Monday, April 23, 2012

Peace in Pie

Yesterday, I really wanted to talk with my mom, to just sit down and talk about everything and nothing.  I had a dream the night before that we had talked about knitting or the weather or the kids or something.  I don't remember.  When I woke in the morning, I still had the warm feeling of having talked with her.  I decided that I needed to find a way to feel close to her during my awake time.  This pie recipe was something she'd always been proud of creating.  There is no crust recipe, just filling.  The crust is only mentioned briefly, and it is to be assumed that it is to be bought, unwrapped, thawed, and used.  Mine has a homemade crust, but the filling is what makes it homey.  The act of working from the recipe in my mom's handwriting is why I baked it.  I really miss her.  I will take her a slice to eat tomorrow, and watching her enjoy what she created will have to be enough.  

I am grateful for all the years of recipes and conversation, laughter and planning, wisdom and teaching, vacationing and gardening.  I was really quite lucky to have landed her for a mother.  I hope to pay it forward.

Tuesday, April 10, 2012

Decisions


Sometimes the big decisions aren't the ones that wear me down.  It's the multitude of littler things that intimidate me.  The act of getting started has been my toughest hurtle.  Knowing when it's time to make the plans, to sign the papers, to announce what's going on...that's my downfall.  This spring will bring some big hurtles that need to be cleared.  It won't be fun but necessary, nonetheless.  There is comfort in facing the inevitable.  There is peace in meeting the future head on.

Tuesday, March 27, 2012




Lucky enough (on St.
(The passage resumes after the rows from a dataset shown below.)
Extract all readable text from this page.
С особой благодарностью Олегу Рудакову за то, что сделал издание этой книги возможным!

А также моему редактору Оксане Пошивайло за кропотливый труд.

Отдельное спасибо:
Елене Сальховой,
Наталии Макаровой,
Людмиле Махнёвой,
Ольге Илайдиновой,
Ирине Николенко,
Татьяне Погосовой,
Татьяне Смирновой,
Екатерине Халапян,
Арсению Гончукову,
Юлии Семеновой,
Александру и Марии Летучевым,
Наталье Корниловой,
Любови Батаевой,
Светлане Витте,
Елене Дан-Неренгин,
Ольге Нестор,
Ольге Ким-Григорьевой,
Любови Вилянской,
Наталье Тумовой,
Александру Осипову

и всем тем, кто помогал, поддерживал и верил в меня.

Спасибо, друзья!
Patrick's Day as a person with some Irish descent) to see this beauty near Lake Geneva, WI.  It was a full rainbow, actually a double, with the top of the arc disappearing in storm clouds and reappearing out the other side.  Significant, I'd say.

What an Adventure!

Our "Two by Land and Two by Sea" adventure almost a month ago was a perfect break from the ordinary.  We each took one child and took off.  Rob and Delaney cruised aboard an aircraft carrier up the west coast.  Aidan and I shadowed them by land, driving almost 1,000 miles beginning in San Francisco to meet them in Washington. 

We two began Day One with a quiet lunch on Fisherman's Warf, Alcatraz in the background.  A glass of wine to reward myself for getting us this far without incident, chicken nuggets for Aidan for the same reason.  It was good to have time to snuggle and talk and explore with my little boy.
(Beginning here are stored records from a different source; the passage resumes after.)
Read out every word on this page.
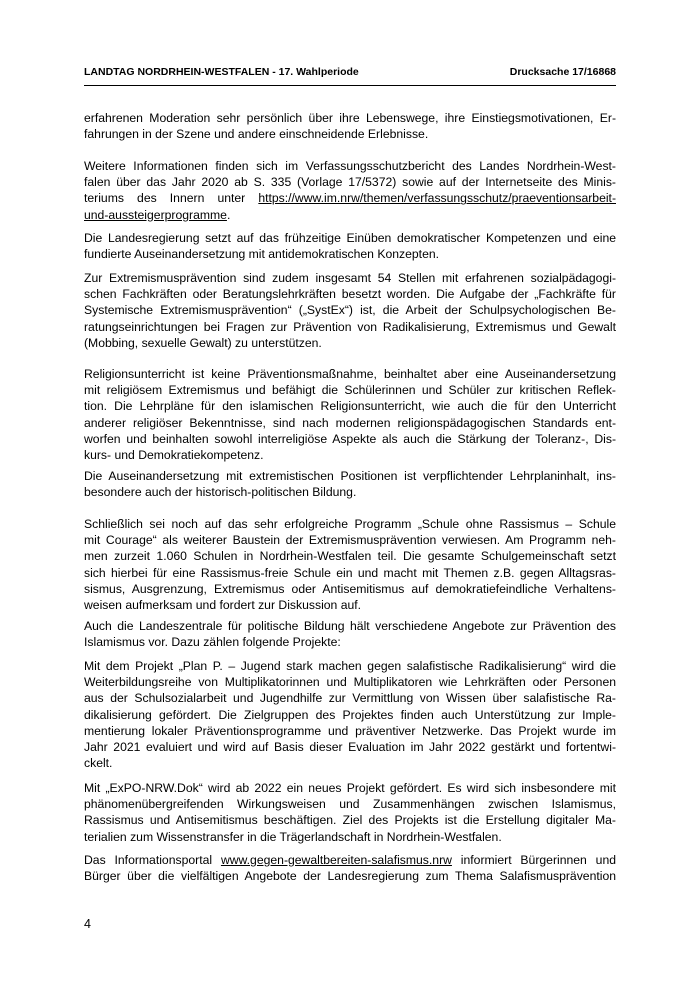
LANDTAG NORDRHEIN-WESTFALEN - 17. Wahlperiode	Drucksache 17/16868
erfahrenen Moderation sehr persönlich über ihre Lebenswege, ihre Einstiegsmotivationen, Er-
fahrungen in der Szene und andere einschneidende Erlebnisse.
Weitere Informationen finden sich im Verfassungsschutzbericht des Landes Nordrhein-West-
falen über das Jahr 2020 ab S. 335 (Vorlage 17/5372) sowie auf der Internetseite des Minis-
teriums des Innern unter https://www.im.nrw/themen/verfassungsschutz/praeventionsarbeit-
und-aussteigerprogramme.
Die Landesregierung setzt auf das frühzeitige Einüben demokratischer Kompetenzen und eine
fundierte Auseinandersetzung mit antidemokratischen Konzepten.
Zur Extremismusprävention sind zudem insgesamt 54 Stellen mit erfahrenen sozialpädagogi-
schen Fachkräften oder Beratungslehrkräften besetzt worden. Die Aufgabe der „Fachkräfte für
Systemische Extremismusprävention“ („SystEx“) ist, die Arbeit der Schulpsychologischen Be-
ratungseinrichtungen bei Fragen zur Prävention von Radikalisierung, Extremismus und Gewalt
(Mobbing, sexuelle Gewalt) zu unterstützen.
Religionsunterricht ist keine Präventionsmaßnahme, beinhaltet aber eine Auseinandersetzung
mit religiösem Extremismus und befähigt die Schülerinnen und Schüler zur kritischen Reflek-
tion. Die Lehrpläne für den islamischen Religionsunterricht, wie auch die für den Unterricht
anderer religiöser Bekenntnisse, sind nach modernen religionspädagogischen Standards ent-
worfen und beinhalten sowohl interreligiöse Aspekte als auch die Stärkung der Toleranz-, Dis-
kurs- und Demokratiekompetenz.
Die Auseinandersetzung mit extremistischen Positionen ist verpflichtender Lehrplaninhalt, ins-
besondere auch der historisch-politischen Bildung.
Schließlich sei noch auf das sehr erfolgreiche Programm „Schule ohne Rassismus – Schule
mit Courage“ als weiterer Baustein der Extremismusprävention verwiesen. Am Programm neh-
men zurzeit 1.060 Schulen in Nordrhein-Westfalen teil. Die gesamte Schulgemeinschaft setzt
sich hierbei für eine Rassismus-freie Schule ein und macht mit Themen z.B. gegen Alltagsras-
sismus, Ausgrenzung, Extremismus oder Antisemitismus auf demokratiefeindliche Verhaltens-
weisen aufmerksam und fordert zur Diskussion auf.
Auch die Landeszentrale für politische Bildung hält verschiedene Angebote zur Prävention des
Islamismus vor. Dazu zählen folgende Projekte:
Mit dem Projekt „Plan P. – Jugend stark machen gegen salafistische Radikalisierung“ wird die
Weiterbildungsreihe von Multiplikatorinnen und Multiplikatoren wie Lehrkräften oder Personen
aus der Schulsozialarbeit und Jugendhilfe zur Vermittlung von Wissen über salafistische Ra-
dikalisierung gefördert. Die Zielgruppen des Projektes finden auch Unterstützung zur Imple-
mentierung lokaler Präventionsprogramme und präventiver Netzwerke. Das Projekt wurde im
Jahr 2021 evaluiert und wird auf Basis dieser Evaluation im Jahr 2022 gestärkt und fortentwi-
ckelt.
Mit „ExPO-NRW.Dok“ wird ab 2022 ein neues Projekt gefördert. Es wird sich insbesondere mit
phänomenübergreifenden Wirkungsweisen und Zusammenhängen zwischen Islamismus,
Rassismus und Antisemitismus beschäftigen. Ziel des Projekts ist die Erstellung digitaler Ma-
terialien zum Wissenstransfer in die Trägerlandschaft in Nordrhein-Westfalen.
Das Informationsportal www.gegen-gewaltbereiten-salafismus.nrw informiert Bürgerinnen und
Bürger über die vielfältigen Angebote der Landesregierung zum Thema Salafismusprävention
4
A couple of days later, we were in the thick of it.  Far from civilization with no Starbucks or McDonald's in sight (see, I used both of our perspectives here), huge trees, clean air, glimpses of the ocean here and there, nothing but time on our hands with very little planned.  Aahh, bliss!

What a stunningly beautiful part of our country.  Hours of driving with nothing to amuse a five year old except for two Lego action figures and the passing scenery (and not a word of complaint...impressive).   
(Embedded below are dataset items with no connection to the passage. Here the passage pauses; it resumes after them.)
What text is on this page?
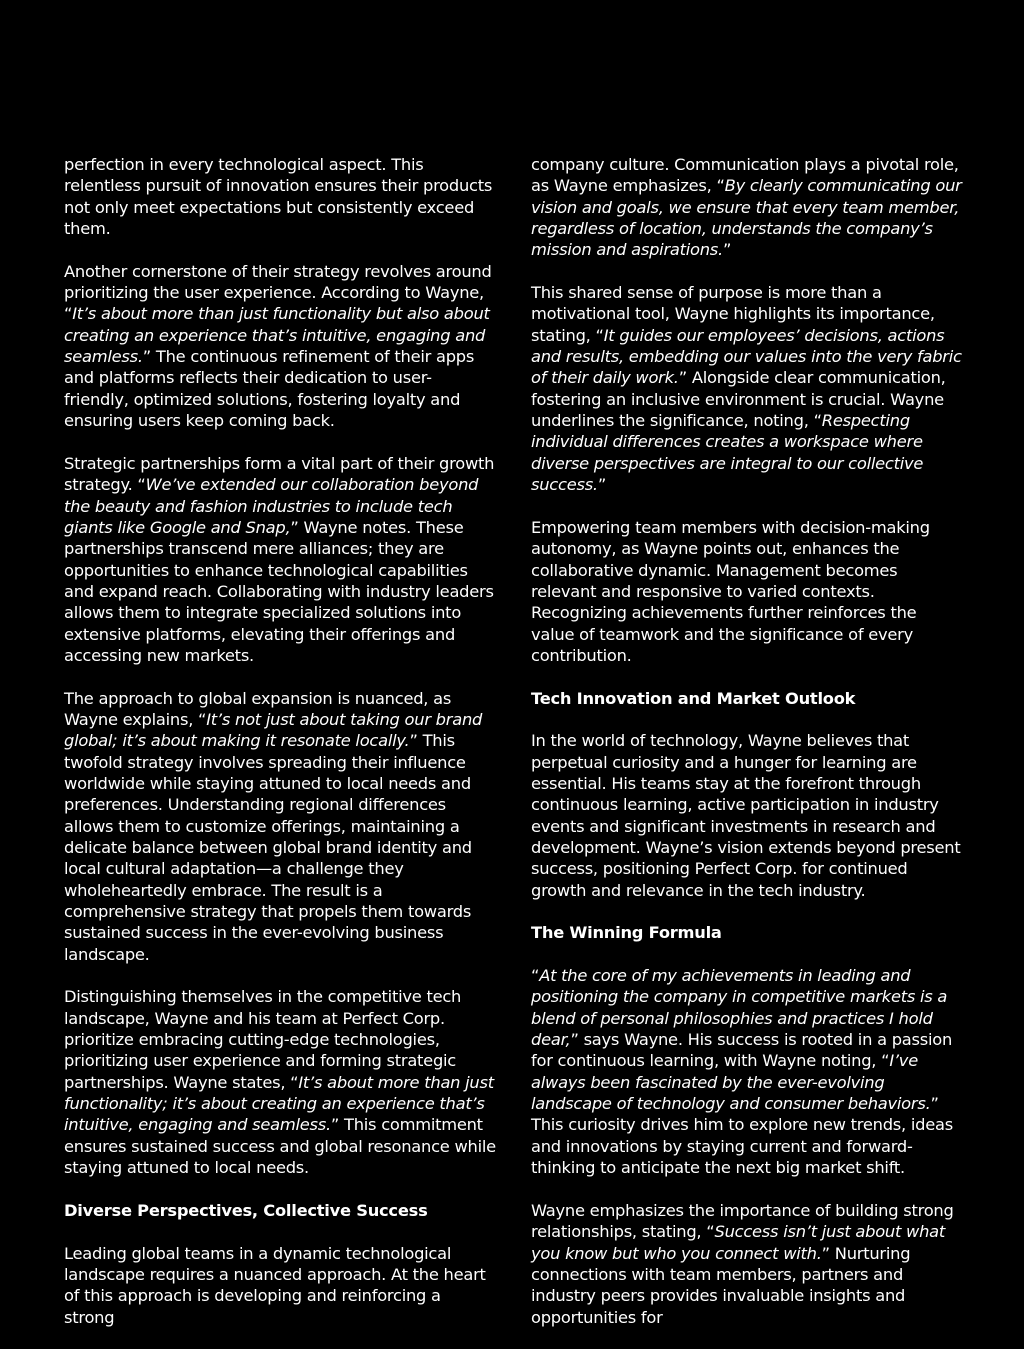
perfection in every technological aspect. This relentless pursuit of innovation ensures their products not only meet expectations but consistently exceed them.

Another cornerstone of their strategy revolves around prioritizing the user experience. According to Wayne, “It’s about more than just functionality but also about creating an experience that’s intuitive, engaging and seamless.” The continuous refinement of their apps and platforms reflects their dedication to user-friendly, optimized solutions, fostering loyalty and ensuring users keep coming back.

Strategic partnerships form a vital part of their growth strategy. “We’ve extended our collaboration beyond the beauty and fashion industries to include tech giants like Google and Snap,” Wayne notes. These partnerships transcend mere alliances; they are opportunities to enhance technological capabilities and expand reach. Collaborating with industry leaders allows them to integrate specialized solutions into extensive platforms, elevating their offerings and accessing new markets.

The approach to global expansion is nuanced, as Wayne explains, “It’s not just about taking our brand global; it’s about making it resonate locally.” This twofold strategy involves spreading their influence worldwide while staying attuned to local needs and preferences. Understanding regional differences allows them to customize offerings, maintaining a delicate balance between global brand identity and local cultural adaptation—a challenge they wholeheartedly embrace. The result is a comprehensive strategy that propels them towards sustained success in the ever-evolving business landscape.

Distinguishing themselves in the competitive tech landscape, Wayne and his team at Perfect Corp. prioritize embracing cutting-edge technologies, prioritizing user experience and forming strategic partnerships. Wayne states, “It’s about more than just functionality; it’s about creating an experience that’s intuitive, engaging and seamless.” This commitment ensures sustained success and global resonance while staying attuned to local needs.

Diverse Perspectives, Collective Success

Leading global teams in a dynamic technological landscape requires a nuanced approach. At the heart of this approach is developing and reinforcing a strong

company culture. Communication plays a pivotal role, as Wayne emphasizes, “By clearly communicating our vision and goals, we ensure that every team member, regardless of location, understands the company’s mission and aspirations.”

This shared sense of purpose is more than a motivational tool, Wayne highlights its importance, stating, “It guides our employees’ decisions, actions and results, embedding our values into the very fabric of their daily work.” Alongside clear communication, fostering an inclusive environment is crucial. Wayne underlines the significance, noting, “Respecting individual differences creates a workspace where diverse perspectives are integral to our collective success.”

Empowering team members with decision-making autonomy, as Wayne points out, enhances the collaborative dynamic. Management becomes relevant and responsive to varied contexts. Recognizing achievements further reinforces the value of teamwork and the significance of every contribution.

Tech Innovation and Market Outlook

In the world of technology, Wayne believes that perpetual curiosity and a hunger for learning are essential. His teams stay at the forefront through continuous learning, active participation in industry events and significant investments in research and development. Wayne’s vision extends beyond present success, positioning Perfect Corp. for continued growth and relevance in the tech industry.

The Winning Formula

“At the core of my achievements in leading and positioning the company in competitive markets is a blend of personal philosophies and practices I hold dear,” says Wayne. His success is rooted in a passion for continuous learning, with Wayne noting, “I’ve always been fascinated by the ever-evolving landscape of technology and consumer behaviors.” This curiosity drives him to explore new trends, ideas and innovations by staying current and forward-thinking to anticipate the next big market shift.

Wayne emphasizes the importance of building strong relationships, stating, “Success isn’t just about what you know but who you connect with.” Nurturing connections with team members, partners and industry peers provides invaluable insights and opportunities for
Delaney and Rob had left San Diego by this time and were out on the open sea.  No contact by phone or email.  They turned out to be quite seaworthy:  no sea-sickness in rough seas.  Rob said that Delaney slept like a baby being rocked by the waves.  

On our way through the redwood forests of the great Northwest......and around the same time on the same day, far out at sea....

I did not like to think of those two (especially her) on that flight deck with no railings, out on the vast ocean.  I told Rob that if anything should happen to her, he need not come back.  However (!), I was glad for her opportunity to be there (Thanks, Jim!) and happy she could have her dad to herself for awhile (and he to have her).

We four reunited and enjoyed a weekend in Seattle.  It was quite an adventure, the first of its kind and many more to come.
  Peace!

Monday, March 26, 2012

Delaney is 9


Today, my baby girl is 9 years old.  She is a wonder of a human child.  Sensitive, strong, loving, neurotic (just a little bit), smart, curious, beautiful, talented, and she has an adventurous spirit.  It is fascinating to watch her unfold before our eyes.  I love her, because for now she is mine, and I love her for the person she is yet to become.  What a gift to truly enjoy spending time with her.  Happy Birthday, Delaney Jane.